As early as December, US intelligence had created a tabletop model of the building where they believed he was holed up, according to the senior administration official.

A civilian family was living on the first floor, while Qurayshi and his lieutenant – along with their families – lived on the second and third. It was due to this risk posed to the family that Mr Biden ordered an air assault operation, rather than an airstrike, the official said.

Anticipating that he would detonate explosives rather than be caught, engineers studied the structure to figure out if it would collapse in such an event.

“We had high confidence that the building would remain structurally sound,” the official told The Independent. “I doubt he knew that when he set off that detonation.”

Abu Ibrahim al-Hashimi al-Qurayshi (US Department of State/AFP via Getty )

The Isis leader detonated what is believed to have been a powerful explosive belt early into the operation.
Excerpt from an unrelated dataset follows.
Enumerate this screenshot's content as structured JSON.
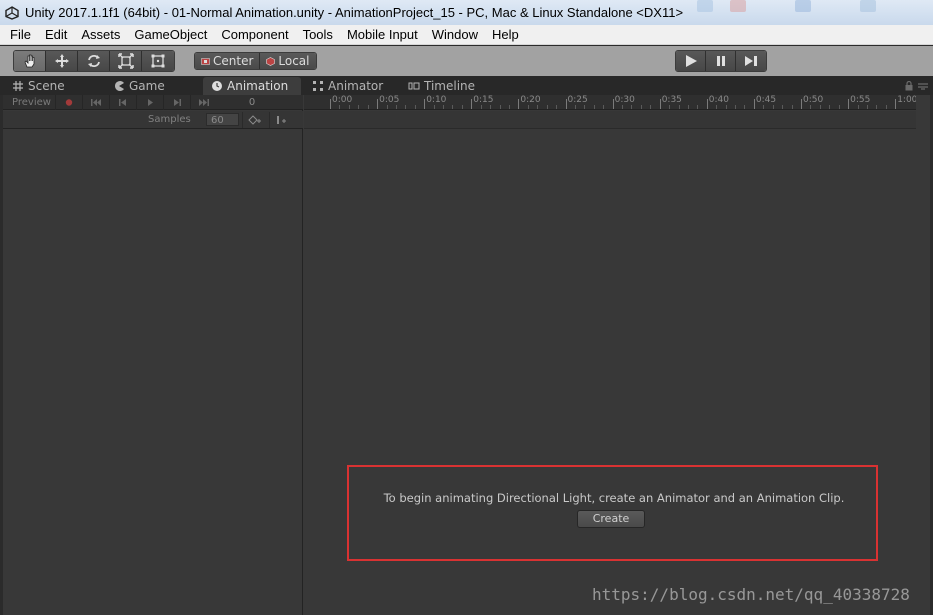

Local rescue workers told The Independent that 13 people in total were killed, including six children and four women. US and Iraqi officials blamed the blast for the civilian deaths.

Initial accounts of military operations given by US officials are often inaccurate and later contradicted by evidence that emerges from sources on the ground.

The fighting did not end with the Isis leader’s death, however. Qurayshi’s “lieutenant” barricaded himself and his family in a room on the second floor and engaged with the US commandos.

Sima, who lives nearby, heard the battle from her home.

“We heard the sound of clashes and fighting. First, the aircraft, then the sound of shelling, then at 2am what sounded like machine guns from the helicopter,” she said.

During that battle, four children escaped from the room and were brought to safety, according to the senior administration official. The Isis lieutenant and wife were eventually killed, and the official added that “they may have had their children with them in that room”.

Towards the end of the two-hour mission, the senior official said one US helicopter was attacked by hostile forces on the ground, possibly Hayat Tahrir al-Sham, which controls the area.

“They engaged one of our helicopters and we took action and killed at least two enemies in action,” the official said.

During the mission, one of the helicopters had a mechanical issue that forced it to ground. It was destroyed some distance from the site, the official added.

Following the raid, Sima said the building targeted by the operation was now almost completely destroyed.

“Most of the second floor is now missing; inside, there was a lot of destruction,” she said. Videos taken from the scene and shared online showed blood-smeared walls.

Mr Biden and Ms Harris watched the operation unfold for two hours in the situation room.

The US president announced the Isis leader’s death on Thursday morning, saying in a statement that US forces “successfully undertook a counterterrorism operation to protect the American people and our allies, and make the world a safer place”.